How A/B Testing Works#
How it Works
- Randomly split your audience into two groups.
- Show group A one version and group B another version.
- Measure the outcome (click rate, purchase rate, etc.).
- Use a statistical test (often a two-sample proportion test or t-test) to see if the difference is significant.
Example
💻 A company tests two landing page designs:
- Version A: Without Chatbot
- Version B: With Chatbot
Measure which version leads to more sign-ups.
Key Points
- H₀: No difference between A and B.
- H₁: One version performs better.
- Significance level (α).
Why Random Assignment#
It ensures that the groups are comparable and any differences in outcomes are likely due to the change you made — not to pre-existing differences.
Why It Matters
- Removes Selection Bias – Ensures both groups start out similar.
- Balances Confounding Variables – Distributes known and unknown factors evenly.
Without random assignment, differences may be due to who’s in the groups — not the change you made.

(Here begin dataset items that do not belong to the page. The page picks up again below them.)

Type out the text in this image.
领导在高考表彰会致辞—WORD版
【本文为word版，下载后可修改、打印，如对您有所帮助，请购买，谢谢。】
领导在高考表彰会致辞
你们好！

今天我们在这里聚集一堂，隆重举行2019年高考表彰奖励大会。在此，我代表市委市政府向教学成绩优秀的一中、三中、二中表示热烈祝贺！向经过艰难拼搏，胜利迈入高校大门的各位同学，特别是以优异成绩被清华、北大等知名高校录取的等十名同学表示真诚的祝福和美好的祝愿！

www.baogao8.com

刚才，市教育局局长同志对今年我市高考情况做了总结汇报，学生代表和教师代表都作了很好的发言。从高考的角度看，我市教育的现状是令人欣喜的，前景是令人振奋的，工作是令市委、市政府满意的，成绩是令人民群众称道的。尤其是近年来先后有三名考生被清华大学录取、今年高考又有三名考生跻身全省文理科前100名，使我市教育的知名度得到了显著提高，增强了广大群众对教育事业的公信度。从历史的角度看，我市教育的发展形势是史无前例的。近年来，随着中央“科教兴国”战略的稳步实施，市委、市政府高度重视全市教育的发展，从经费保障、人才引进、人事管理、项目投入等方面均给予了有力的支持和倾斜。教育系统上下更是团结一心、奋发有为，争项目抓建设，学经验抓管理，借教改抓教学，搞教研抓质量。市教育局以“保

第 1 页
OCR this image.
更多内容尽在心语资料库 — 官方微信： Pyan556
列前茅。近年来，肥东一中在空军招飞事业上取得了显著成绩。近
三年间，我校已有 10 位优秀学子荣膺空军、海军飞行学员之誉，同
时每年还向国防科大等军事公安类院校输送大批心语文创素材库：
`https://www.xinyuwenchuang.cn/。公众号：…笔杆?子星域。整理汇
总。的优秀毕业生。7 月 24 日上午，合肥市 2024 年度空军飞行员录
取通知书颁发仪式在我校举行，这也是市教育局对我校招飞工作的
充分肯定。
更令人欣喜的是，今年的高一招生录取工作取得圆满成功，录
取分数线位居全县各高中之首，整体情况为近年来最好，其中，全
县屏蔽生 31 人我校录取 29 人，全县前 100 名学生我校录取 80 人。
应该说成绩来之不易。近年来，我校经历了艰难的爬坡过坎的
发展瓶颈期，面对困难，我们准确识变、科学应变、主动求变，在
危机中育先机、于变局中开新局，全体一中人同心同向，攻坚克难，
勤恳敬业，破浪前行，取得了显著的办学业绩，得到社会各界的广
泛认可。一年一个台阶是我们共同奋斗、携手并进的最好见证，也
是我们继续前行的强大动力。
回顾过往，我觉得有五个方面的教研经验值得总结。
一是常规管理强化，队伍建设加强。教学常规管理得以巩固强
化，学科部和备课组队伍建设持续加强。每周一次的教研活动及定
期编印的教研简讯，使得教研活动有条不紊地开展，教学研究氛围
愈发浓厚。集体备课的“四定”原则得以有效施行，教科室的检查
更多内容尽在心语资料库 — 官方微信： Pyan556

Interpreting A/B Test Results#
Key Outputs from an A/B Test
- p-value – Probability the observed difference happened by chance.
- Confidence Interval (CI) – Range of likely true differences.
- Effect Size – Magnitude of the difference (practical significance).
Example Results
| Metric | Version A | Version B |
|---|---|---|
| Conversion Rate | 8.0% | 9.5% |
| p-value | 0.032 | |
| 95% CI | [0.2%, 2.8%] | |
| Effect Size | +1.5 percentage points | |
How to Interpret
- p-value < 0.05 → Reject H₀.
- CI entirely positive → B likely better than A.
- Effect Size → Shows practical relevance.
Here, Version B is statistically and practically better than Version A.
Key Takeaway
Statistical significance (p-value) is not enough — always check the effect size and the confidence interval.
Conclusion - Hypothesis Testing & A/B Testing#
Key Takeaways
- Both Hypothesis Testing and A/B Testing help make data-driven decisions rather than relying on guesswork.
- Every test starts with a clear null hypothesis (H₀) and alternative hypothesis (H₁).
- The p-value tells us how likely it is to observe the data (or more extreme) if H₀ were true — but it’s not absolute proof.
- Statistical significance doesn’t always mean practical significance — always check effect sizes and context.